The Industrial Revolution came to America as early as 1813, when the first water-powered textile mill opened in Waltham, MA. Within a few decades, mills and factories were sprouting along waterways everywhere, and workers streamed off the farms to join immigrants who were employed in them at low wages.
The ongoing abuses of child laborers were condemned (by unionized adults) as early as the 1830s. In the following decades, regulation of the working conditions for kids occurred piece-meal, state by state. By the end of the 19th century, 28 states had enacted laws governing (but now outlawing) the working hours and conditions for children. Work by youngsters was finally outlawed in America when the Fair Labor Standards Act was passed in 1938.

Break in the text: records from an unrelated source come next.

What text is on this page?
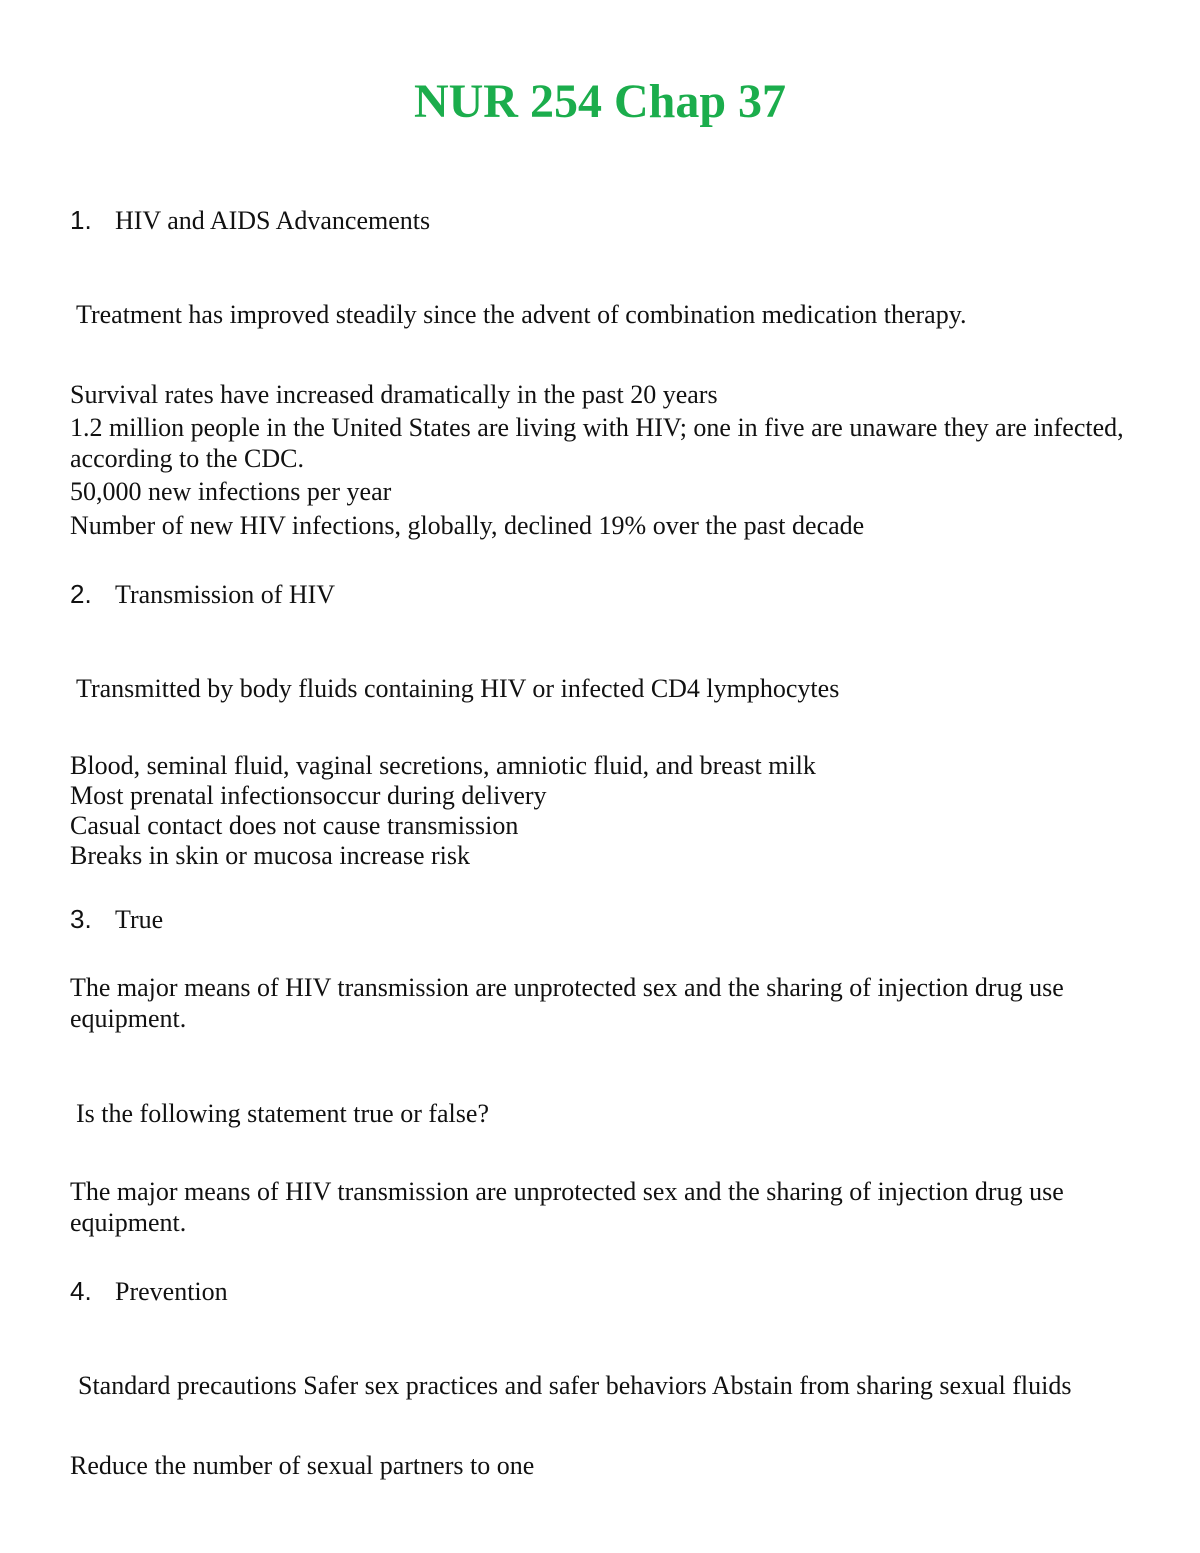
NUR 254 Chap 37
1. HIV and AIDS Advancements
Treatment has improved steadily since the advent of combination medication therapy.
Survival rates have increased dramatically in the past 20 years
1.2 million people in the United States are living with HIV; one in five are unaware they are infected, according to the CDC.
50,000 new infections per year
Number of new HIV infections, globally, declined 19% over the past decade
2. Transmission of HIV
Transmitted by body fluids containing HIV or infected CD4 lymphocytes
Blood, seminal fluid, vaginal secretions, amniotic fluid, and breast milk
Most prenatal infectionsoccur during delivery
Casual contact does not cause transmission
Breaks in skin or mucosa increase risk
3. True
The major means of HIV transmission are unprotected sex and the sharing of injection drug use equipment.
Is the following statement true or false?
The major means of HIV transmission are unprotected sex and the sharing of injection drug use equipment.
4. Prevention
Standard precautions Safer sex practices and safer behaviors Abstain from sharing sexual fluids
Reduce the number of sexual partners to one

In 1881 eight-year-old textile workers in Maine—some of them working for 8 cents a day— started a strike when they discovered that kids their age at another mill were making a penny more per day. The three-day strike was partly successful.
Mill owners and factory owners and other 19th century capitalists were forced, over time, to cease exploitation of poor kids on the shop floor.
Imagine that you work in the Cabot textile mill. Imagine that you take your eight-year-old son to work with you every day, so he can work for 12 hours for pennies in grimy conditions, with poor lighting, breathing air filled with cotton lint and climbing barefoot on the humming machinery so he can replace the empty spindles.
Imagine that you need his paltry income to keep food on the table for your family.